Now the issue is about vaccinations. More specifically, whether a Pennsylvania family may sue Pfizer Inc.’s Wyeth unit over allegations that the drug maker could have marketed a safer vaccine but chose not to do so. In this case, we get to see how the Court’s new makeup might play into balance, and whether Justices Kennedy and Thomas decide to rule in favor of consumers once again, or protect corporate interests in the guise of federal preemption.
Back in 1986, the National Childhood Vaccine Injury Act created a national compensation program for claims of vaccine injury, protecting manufacturers against lawsuits over injuries stemming from “unavoidable side effects.” Among the issues, the Supreme Court gets to consider is just what is an unavoidable side effect. Pharmaceutical companies fear that if the Supreme Court rules to block federal preemption in vaccination cases, courts will be flooded with cases alleging complications with vaccinations led to autism in children. The case before the Supreme Court now does not involve autism.

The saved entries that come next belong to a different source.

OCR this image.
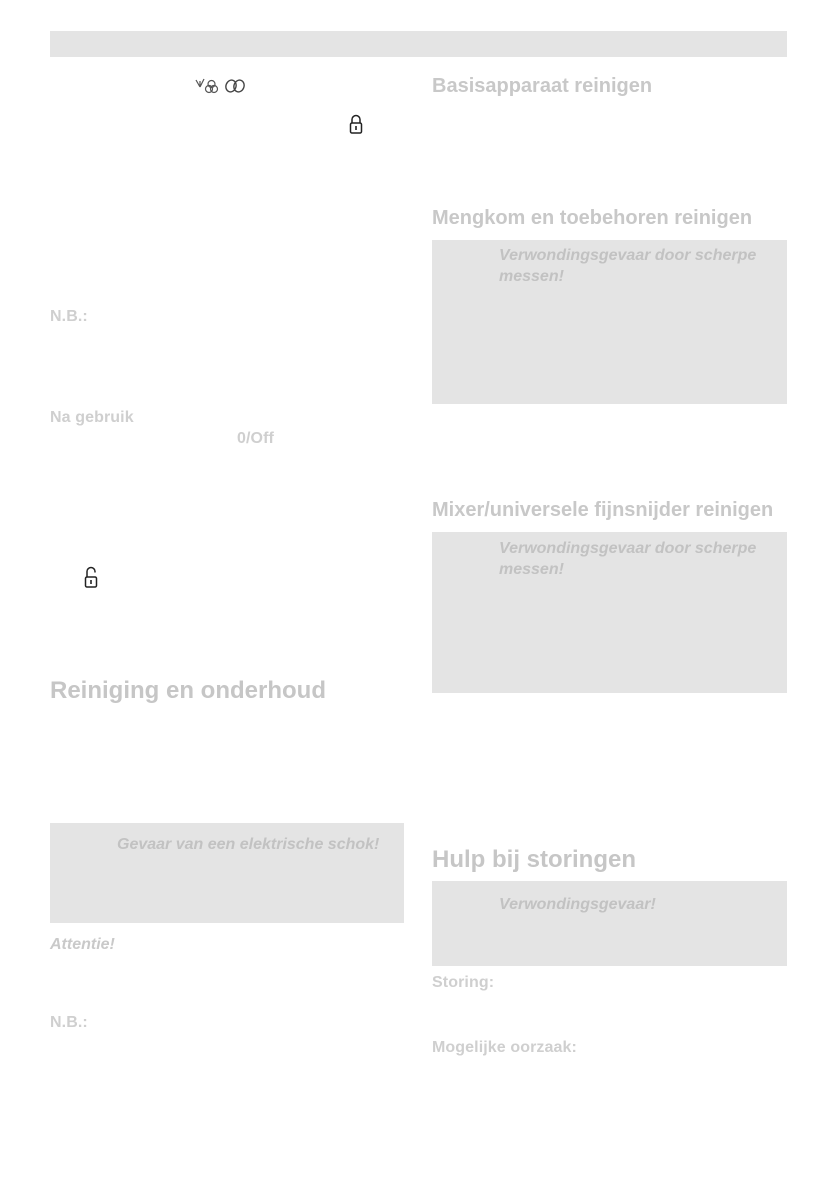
N.B.:
Na gebruik
0/Off
Reiniging en onderhoud
Gevaar van een elektrische schok!
Attentie!
N.B.:
Basisapparaat reinigen
Mengkom en toebehoren reinigen
Verwondingsgevaar door scherpe messen!
Mixer/universele fijnsnijder reinigen
Verwondingsgevaar door scherpe messen!
Hulp bij storingen
Verwondingsgevaar!
Storing:
Mogelijke oorzaak:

Wyeth made the now-defunct vaccine — against diphtheria, tetanus and whooping cough — administered to Hannah Bruesewitz when she was an infant. (She’s now 18.) Hannah’s parents allege that their daughter’s seizure disorder and developmental problems set in after she received a dose of the vaccine. Within hours, she suffered scores of seizures and has been developmentally impaired ever since. Her parents claimed her injuries were caused by the vaccine, which was developed in the 1940s, and that the manufacturer, Wyeth Pharmaceuticals, had declined to substitute another, safer and more modern, vaccine. When the special vaccine court ruled that there was inadequate proof the vaccine caused Hannah’s injuries, her parents then sued in state court, where they would have the right to subpoena drug company records to learn what the drug company knew about the vaccine’s safety. The lower courts, however, threw the case out, declaring that the federal vaccine law barred all suits over design defects.